Это были три пары белых мулов породы маскат, которые от радости, что их спасли, со страшным грохотом стали колотить задними ногами о стену своего убежища; от их ударов крыша клетки рухнула, и мы вместе с шестью ослами очутились под ней и хлынувшими на нас двадцатью гектолитрами соленой воды. Пока мы, соображая в чем дело, ухватились за плавающие по палубе доски, ящик понесло на другую сторону палубы и там едва не смыло за борт.

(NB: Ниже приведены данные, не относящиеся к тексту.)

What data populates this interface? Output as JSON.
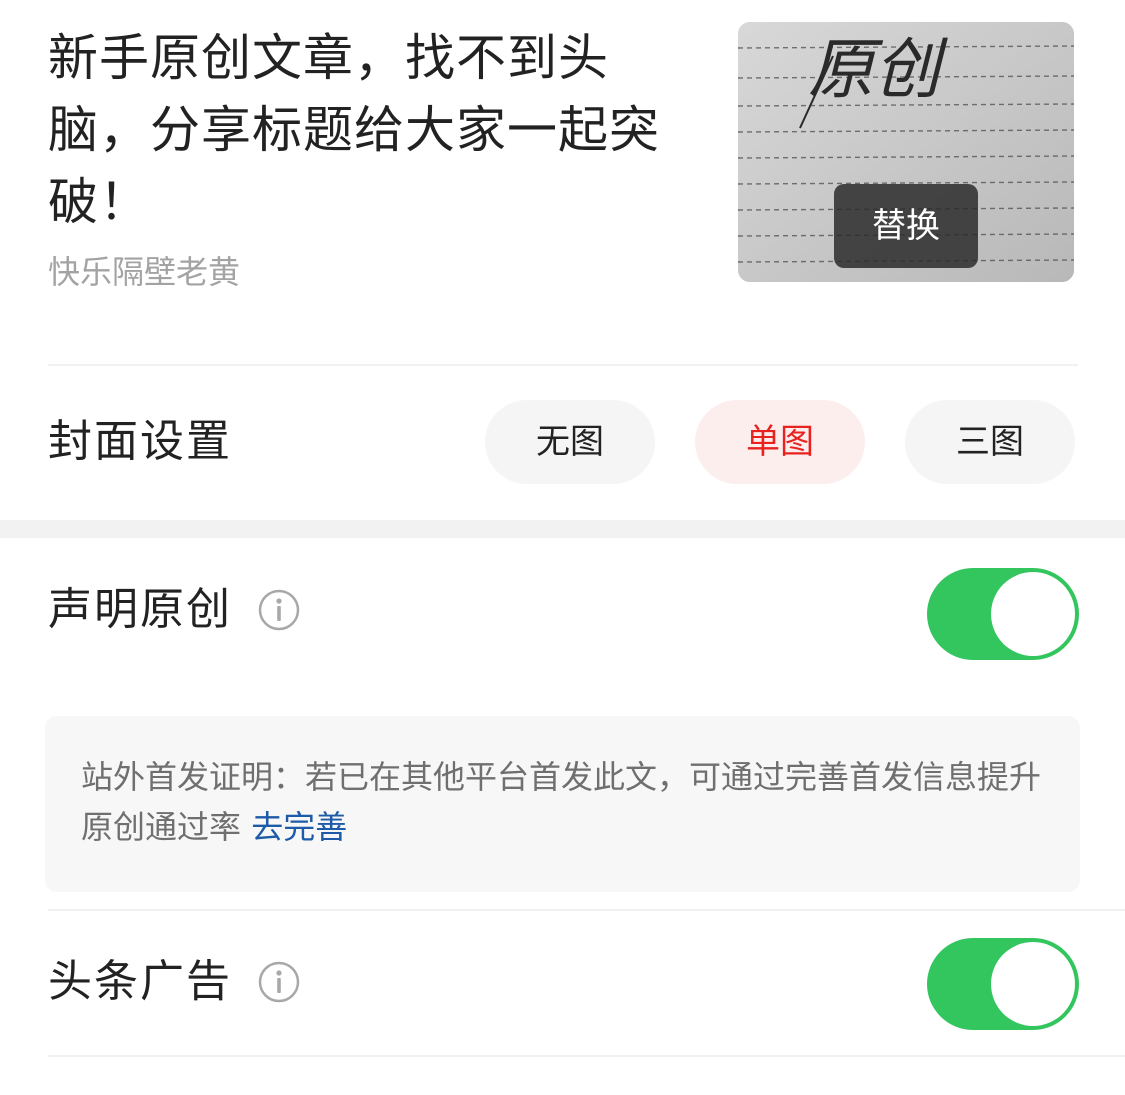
{
  "article": {
    "title": "新手原创文章，找不到头脑，分享标题给大家一起突破！",
    "author": "快乐隔壁老黄",
    "cover_handwriting": "原创",
    "replace_label": "替换"
  },
  "cover_setting": {
    "label": "封面设置",
    "options": [
      "无图",
      "单图",
      "三图"
    ],
    "selected": "单图"
  },
  "declare_original": {
    "label": "声明原创",
    "info_icon": "info-circle-icon",
    "enabled": true,
    "notice_text": "站外首发证明：若已在其他平台首发此文，可通过完善首发信息提升原创通过率",
    "notice_link": "去完善"
  },
  "headline_ads": {
    "label": "头条广告",
    "info_icon": "info-circle-icon",
    "enabled": true
  },
  "colors": {
    "toggle_on": "#33c55e",
    "active_pill_text": "#e8221e",
    "active_pill_bg": "#fdeeee",
    "link": "#1d5aa8"
  }
}
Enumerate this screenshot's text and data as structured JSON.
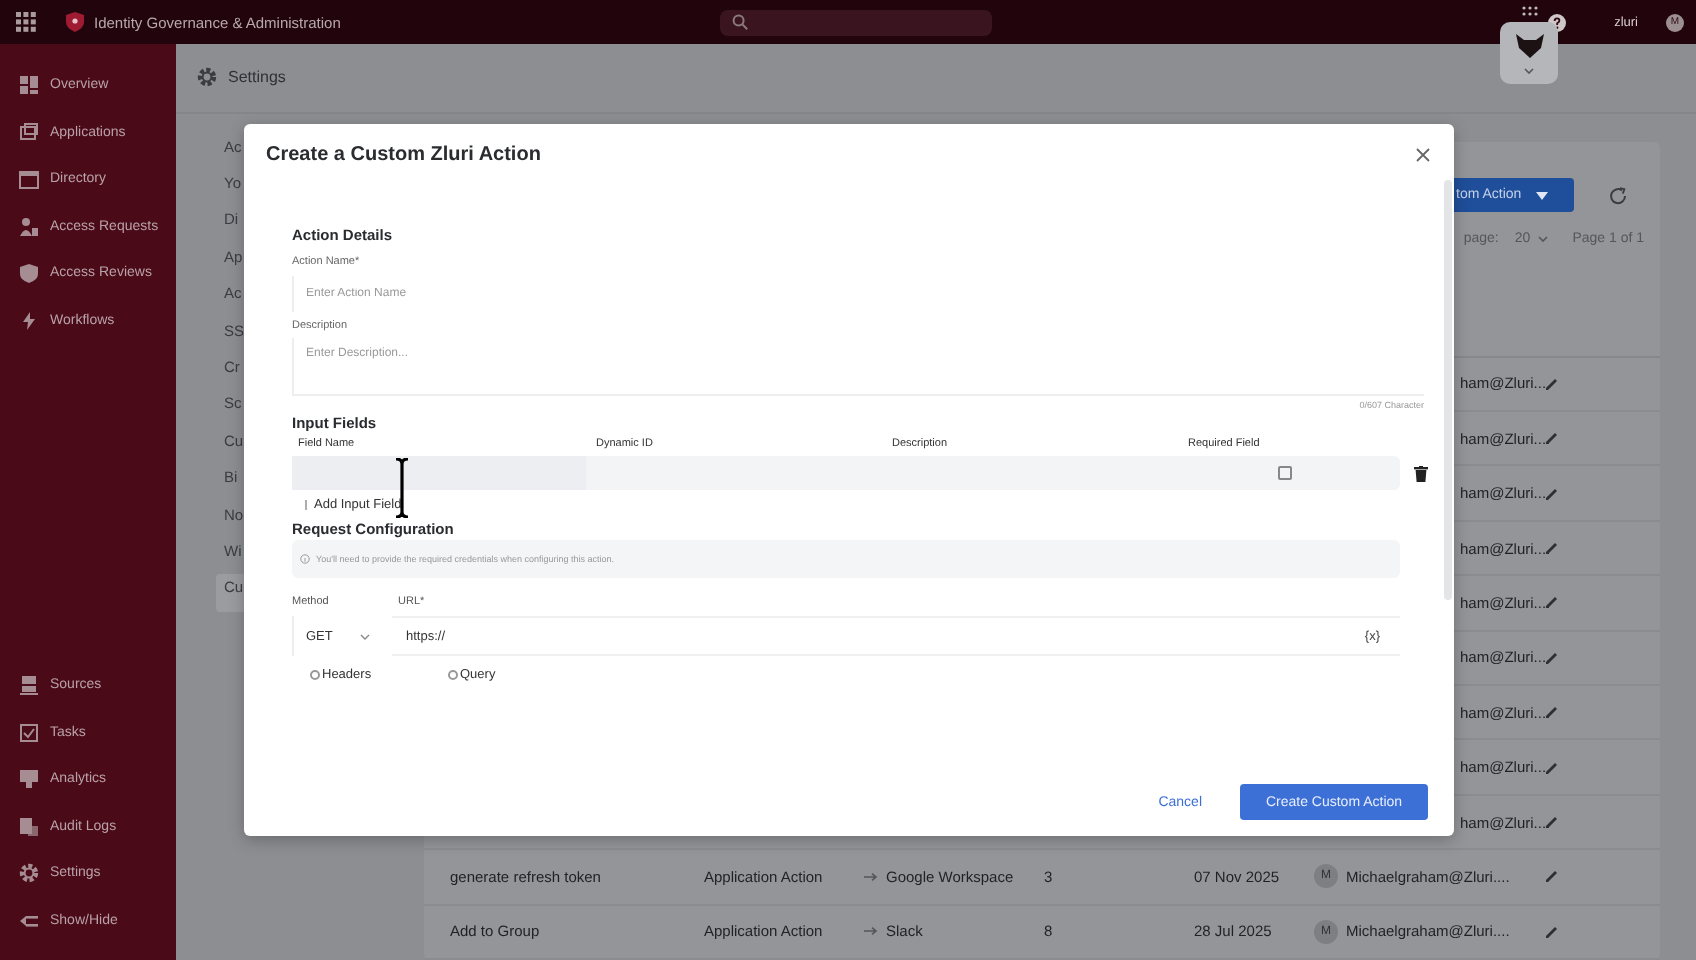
{
  "topbar": {
    "title": "Identity Governance & Administration",
    "org": "zluri",
    "avatar": "M"
  },
  "sidebar": {
    "items": [
      {
        "label": "Overview"
      },
      {
        "label": "Applications"
      },
      {
        "label": "Directory"
      },
      {
        "label": "Access Requests"
      },
      {
        "label": "Access Reviews"
      },
      {
        "label": "Workflows"
      }
    ],
    "bottom_items": [
      {
        "label": "Sources"
      },
      {
        "label": "Tasks"
      },
      {
        "label": "Analytics"
      },
      {
        "label": "Audit Logs"
      },
      {
        "label": "Settings"
      },
      {
        "label": "Show/Hide"
      }
    ]
  },
  "page": {
    "title": "Settings",
    "settings_menu": [
      {
        "label": "Ac",
        "selected": false
      },
      {
        "label": "Yo",
        "selected": false
      },
      {
        "label": "Di",
        "selected": false
      },
      {
        "label": "Ap",
        "selected": false
      },
      {
        "label": "Ac",
        "selected": false
      },
      {
        "label": "SS",
        "selected": false
      },
      {
        "label": "Cr",
        "selected": false
      },
      {
        "label": "Sc",
        "selected": false
      },
      {
        "label": "Cu",
        "selected": false
      },
      {
        "label": "Bi",
        "selected": false
      },
      {
        "label": "No",
        "selected": false
      },
      {
        "label": "Wi",
        "selected": false
      },
      {
        "label": "Cu",
        "selected": true
      }
    ],
    "add_button": "tom Action",
    "per_page_label": "page:",
    "per_page": "20",
    "page_info": "Page 1 of 1",
    "rows": [
      {
        "kind": "partial",
        "user": "ham@Zluri...."
      },
      {
        "kind": "partial",
        "user": "ham@Zluri...."
      },
      {
        "kind": "partial",
        "user": "ham@Zluri...."
      },
      {
        "kind": "partial",
        "user": "ham@Zluri...."
      },
      {
        "kind": "partial",
        "user": "ham@Zluri...."
      },
      {
        "kind": "partial",
        "user": "ham@Zluri...."
      },
      {
        "kind": "partial",
        "user": "ham@Zluri...."
      },
      {
        "kind": "partial",
        "user": "ham@Zluri...."
      },
      {
        "kind": "partial",
        "user": "ham@Zluri...."
      },
      {
        "kind": "full",
        "name": "generate refresh token",
        "type": "Application Action",
        "app": "Google Workspace",
        "count": "3",
        "date": "07 Nov 2025",
        "avatar": "M",
        "user": "Michaelgraham@Zluri...."
      },
      {
        "kind": "full",
        "name": "Add to Group",
        "type": "Application Action",
        "app": "Slack",
        "count": "8",
        "date": "28 Jul 2025",
        "avatar": "M",
        "user": "Michaelgraham@Zluri...."
      }
    ]
  },
  "modal": {
    "title": "Create a Custom Zluri Action",
    "details": {
      "heading": "Action Details",
      "name_label": "Action Name*",
      "name_placeholder": "Enter Action Name",
      "description_label": "Description",
      "description_placeholder": "Enter Description...",
      "counter": "0/607 Character"
    },
    "input_fields": {
      "heading": "Input Fields",
      "columns": [
        "Field Name",
        "Dynamic ID",
        "Description",
        "Required Field"
      ],
      "rows": [
        {
          "required": false
        }
      ],
      "add_link": "Add Input Field"
    },
    "request": {
      "heading": "Request Configuration",
      "info": "You'll need to provide the required credentials when configuring this action.",
      "method_label": "Method",
      "url_label": "URL*",
      "method": "GET",
      "url": "https://",
      "variable": "{x}",
      "options": [
        {
          "label": "Headers",
          "selected": false
        },
        {
          "label": "Query",
          "selected": false
        }
      ]
    },
    "cancel": "Cancel",
    "submit": "Create Custom Action"
  }
}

Мы кричали и звали на помощь, и, наконец, семь человек матросов с большим трудом схватили плавающий ящик и прикрепили его к одному из бортов. Работа была особенно трудна, потому что мы могли действовать только одной рукой; другой мы принуждены были держаться за доски ящика. Когда, пыхтя и сопя от усталости, мы попытались открыть дверь клетки, чтобы посмотреть, живы ли все шесть обитателей ее, одно из обезумевших от страха животных самым подлым образом наградило меня ударом копыта в бок, а боцману угодило в живот. Теперь мне было уже не до песен: нас обоих унесли с поля битвы.